I'm sure I could think of several other things to do with my money but I'm just afraid to commit myself to mortgage repayments that may be too high for me.  By sending on a cheque, the repayments will remain the same, won't they, only the loan will be paid off sooner?  I was thinking that if I deducted the extra savings from the loan amount, the repayments overall would be some way less.  Am I right in thinking that?


----------



## salmon2005 (30 Jun 2005)

You would need to be careful on paying back a lump sum early as if you are on a fixed rate then the mortgage may charge you for it.I would advise keep the money untill you are sure you don't need it and know whether you are in a fixed rate or not then if you still want to pay it off the mortgage. Might also be worth looking at investing the extra money for a short time to cover sort term needs!-Just something to think about


----------



## Sarah W (30 Jun 2005)

eiregal said:
			
		

> I'm sure I could think of several other things to do with my money but I'm just afraid to commit myself to mortgage repayments that may be too high for me.  By sending on a cheque, the repayments will remain the same, won't they, only the loan will be paid off sooner?  I was thinking that if I deducted the extra savings from the loan amount, the repayments overall would be some way less.  Am I right in thinking that?

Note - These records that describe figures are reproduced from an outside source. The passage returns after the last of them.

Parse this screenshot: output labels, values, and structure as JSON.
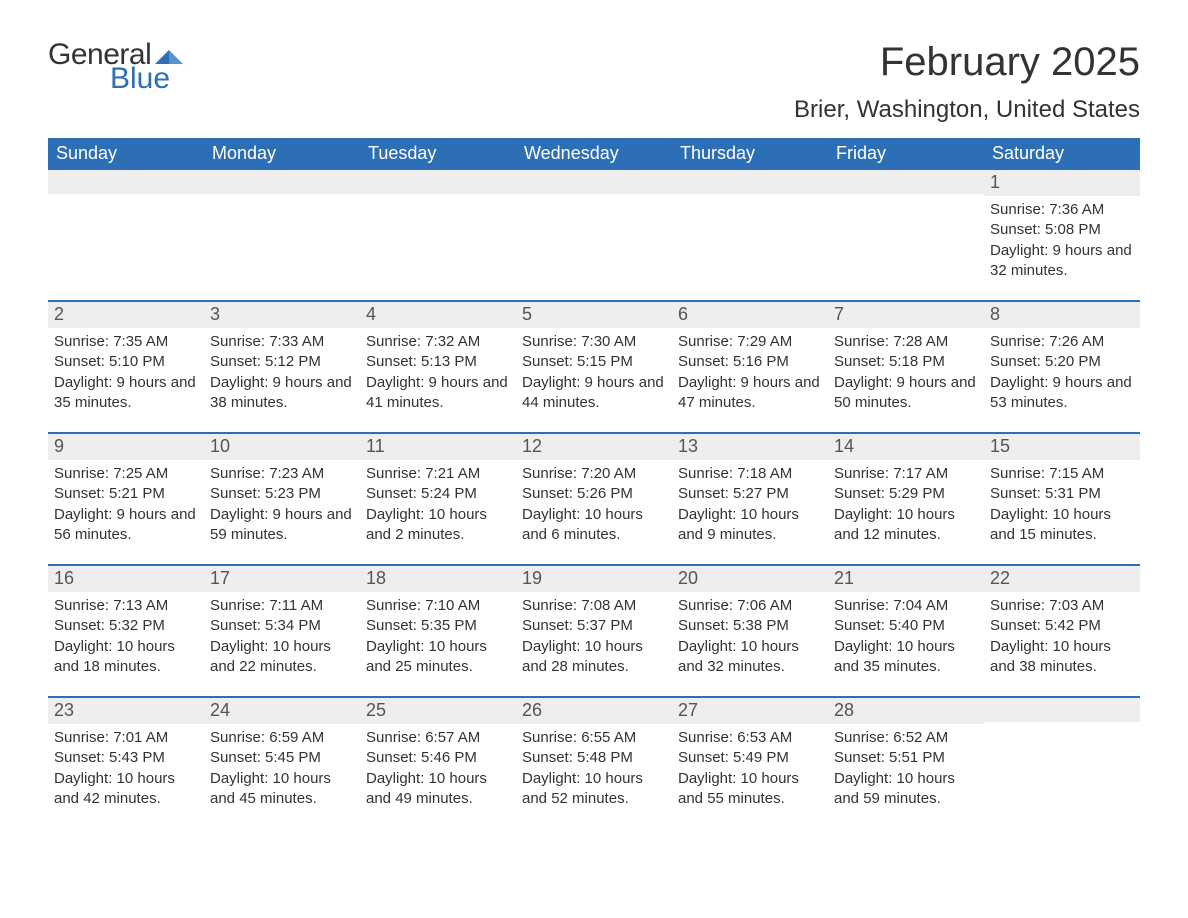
{
  "logo": {
    "text_general": "General",
    "text_blue": "Blue",
    "mark_color": "#2d6fb5"
  },
  "header": {
    "title": "February 2025",
    "subtitle": "Brier, Washington, United States"
  },
  "colors": {
    "header_row_bg": "#2d6fb5",
    "header_row_fg": "#ffffff",
    "week_separator": "#2d6fb5",
    "daynum_bg": "#eeeeee",
    "daynum_fg": "#555555",
    "body_text": "#333333",
    "page_bg": "#ffffff"
  },
  "calendar": {
    "day_names": [
      "Sunday",
      "Monday",
      "Tuesday",
      "Wednesday",
      "Thursday",
      "Friday",
      "Saturday"
    ],
    "weeks": [
      [
        {
          "day": "",
          "sunrise": "",
          "sunset": "",
          "daylight": ""
        },
        {
          "day": "",
          "sunrise": "",
          "sunset": "",
          "daylight": ""
        },
        {
          "day": "",
          "sunrise": "",
          "sunset": "",
          "daylight": ""
        },
        {
          "day": "",
          "sunrise": "",
          "sunset": "",
          "daylight": ""
        },
        {
          "day": "",
          "sunrise": "",
          "sunset": "",
          "daylight": ""
        },
        {
          "day": "",
          "sunrise": "",
          "sunset": "",
          "daylight": ""
        },
        {
          "day": "1",
          "sunrise": "Sunrise: 7:36 AM",
          "sunset": "Sunset: 5:08 PM",
          "daylight": "Daylight: 9 hours and 32 minutes."
        }
      ],
      [
        {
          "day": "2",
          "sunrise": "Sunrise: 7:35 AM",
          "sunset": "Sunset: 5:10 PM",
          "daylight": "Daylight: 9 hours and 35 minutes."
        },
        {
          "day": "3",
          "sunrise": "Sunrise: 7:33 AM",
          "sunset": "Sunset: 5:12 PM",
          "daylight": "Daylight: 9 hours and 38 minutes."
        },
        {
          "day": "4",
          "sunrise": "Sunrise: 7:32 AM",
          "sunset": "Sunset: 5:13 PM",
          "daylight": "Daylight: 9 hours and 41 minutes."
        },
        {
          "day": "5",
          "sunrise": "Sunrise: 7:30 AM",
          "sunset": "Sunset: 5:15 PM",
          "daylight": "Daylight: 9 hours and 44 minutes."
        },
        {
          "day": "6",
          "sunrise": "Sunrise: 7:29 AM",
          "sunset": "Sunset: 5:16 PM",
          "daylight": "Daylight: 9 hours and 47 minutes."
        },
        {
          "day": "7",
          "sunrise": "Sunrise: 7:28 AM",
          "sunset": "Sunset: 5:18 PM",
          "daylight": "Daylight: 9 hours and 50 minutes."
        },
        {
          "day": "8",
          "sunrise": "Sunrise: 7:26 AM",
          "sunset": "Sunset: 5:20 PM",
          "daylight": "Daylight: 9 hours and 53 minutes."
        }
      ],
      [
        {
          "day": "9",
          "sunrise": "Sunrise: 7:25 AM",
          "sunset": "Sunset: 5:21 PM",
          "daylight": "Daylight: 9 hours and 56 minutes."
        },
        {
          "day": "10",
          "sunrise": "Sunrise: 7:23 AM",
          "sunset": "Sunset: 5:23 PM",
          "daylight": "Daylight: 9 hours and 59 minutes."
        },
        {
          "day": "11",
          "sunrise": "Sunrise: 7:21 AM",
          "sunset": "Sunset: 5:24 PM",
          "daylight": "Daylight: 10 hours and 2 minutes."
        },
        {
          "day": "12",
          "sunrise": "Sunrise: 7:20 AM",
          "sunset": "Sunset: 5:26 PM",
          "daylight": "Daylight: 10 hours and 6 minutes."
        },
        {
          "day": "13",
          "sunrise": "Sunrise: 7:18 AM",
          "sunset": "Sunset: 5:27 PM",
          "daylight": "Daylight: 10 hours and 9 minutes."
        },
        {
          "day": "14",
          "sunrise": "Sunrise: 7:17 AM",
          "sunset": "Sunset: 5:29 PM",
          "daylight": "Daylight: 10 hours and 12 minutes."
        },
        {
          "day": "15",
          "sunrise": "Sunrise: 7:15 AM",
          "sunset": "Sunset: 5:31 PM",
          "daylight": "Daylight: 10 hours and 15 minutes."
        }
      ],
      [
        {
          "day": "16",
          "sunrise": "Sunrise: 7:13 AM",
          "sunset": "Sunset: 5:32 PM",
          "daylight": "Daylight: 10 hours and 18 minutes."
        },
        {
          "day": "17",
          "sunrise": "Sunrise: 7:11 AM",
          "sunset": "Sunset: 5:34 PM",
          "daylight": "Daylight: 10 hours and 22 minutes."
        },
        {
          "day": "18",
          "sunrise": "Sunrise: 7:10 AM",
          "sunset": "Sunset: 5:35 PM",
          "daylight": "Daylight: 10 hours and 25 minutes."
        },
        {
          "day": "19",
          "sunrise": "Sunrise: 7:08 AM",
          "sunset": "Sunset: 5:37 PM",
          "daylight": "Daylight: 10 hours and 28 minutes."
        },
        {
          "day": "20",
          "sunrise": "Sunrise: 7:06 AM",
          "sunset": "Sunset: 5:38 PM",
          "daylight": "Daylight: 10 hours and 32 minutes."
        },
        {
          "day": "21",
          "sunrise": "Sunrise: 7:04 AM",
          "sunset": "Sunset: 5:40 PM",
          "daylight": "Daylight: 10 hours and 35 minutes."
        },
        {
          "day": "22",
          "sunrise": "Sunrise: 7:03 AM",
          "sunset": "Sunset: 5:42 PM",
          "daylight": "Daylight: 10 hours and 38 minutes."
        }
      ],
      [
        {
          "day": "23",
          "sunrise": "Sunrise: 7:01 AM",
          "sunset": "Sunset: 5:43 PM",
          "daylight": "Daylight: 10 hours and 42 minutes."
        },
        {
          "day": "24",
          "sunrise": "Sunrise: 6:59 AM",
          "sunset": "Sunset: 5:45 PM",
          "daylight": "Daylight: 10 hours and 45 minutes."
        },
        {
          "day": "25",
          "sunrise": "Sunrise: 6:57 AM",
          "sunset": "Sunset: 5:46 PM",
          "daylight": "Daylight: 10 hours and 49 minutes."
        },
        {
          "day": "26",
          "sunrise": "Sunrise: 6:55 AM",
          "sunset": "Sunset: 5:48 PM",
          "daylight": "Daylight: 10 hours and 52 minutes."
        },
        {
          "day": "27",
          "sunrise": "Sunrise: 6:53 AM",
          "sunset": "Sunset: 5:49 PM",
          "daylight": "Daylight: 10 hours and 55 minutes."
        },
        {
          "day": "28",
          "sunrise": "Sunrise: 6:52 AM",
          "sunset": "Sunset: 5:51 PM",
          "daylight": "Daylight: 10 hours and 59 minutes."
        },
        {
          "day": "",
          "sunrise": "",
          "sunset": "",
          "daylight": ""
        }
      ]
    ]
  }
}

You have two options - keep the repayments at the same level which will shorten the term or keep to the original term which will result in lower repayments but will make the mortgage more expensive overall. With either route ensure you make your wishes clearly in writing to the lender and get written confirmation.

Sarah

www.rea.ie


----------



## MOB (30 Jun 2005)

One other point to add to Sara's extremely helpful reply.  If you think that you might be able to reduce the amount of your mortgage, stick with a variable rate, on which there are no penalties for part redemption.  Then, if it turns out that late in the day that you need less, you can perhaps avoid the hassle of having to get out a fresh loan offer, and simply return a chunk of the loan cheque straight to your lender.

Similarly for self-build houses, ALWAYS apply for as much as you can get, and leave it on a variable rate.  You can always just not take the final instalment if it turns out you don't need it.   As a practising solicitor, I hate the situation of having to do a second mortgage for an extra €10k needed urgently due to budget over-runs.  

It's a client relations disaster area: No matter how little I charge, it will seem big relative to the sum being obtained.  

Nett  result: unhappy client, unhappy solicitor.


----------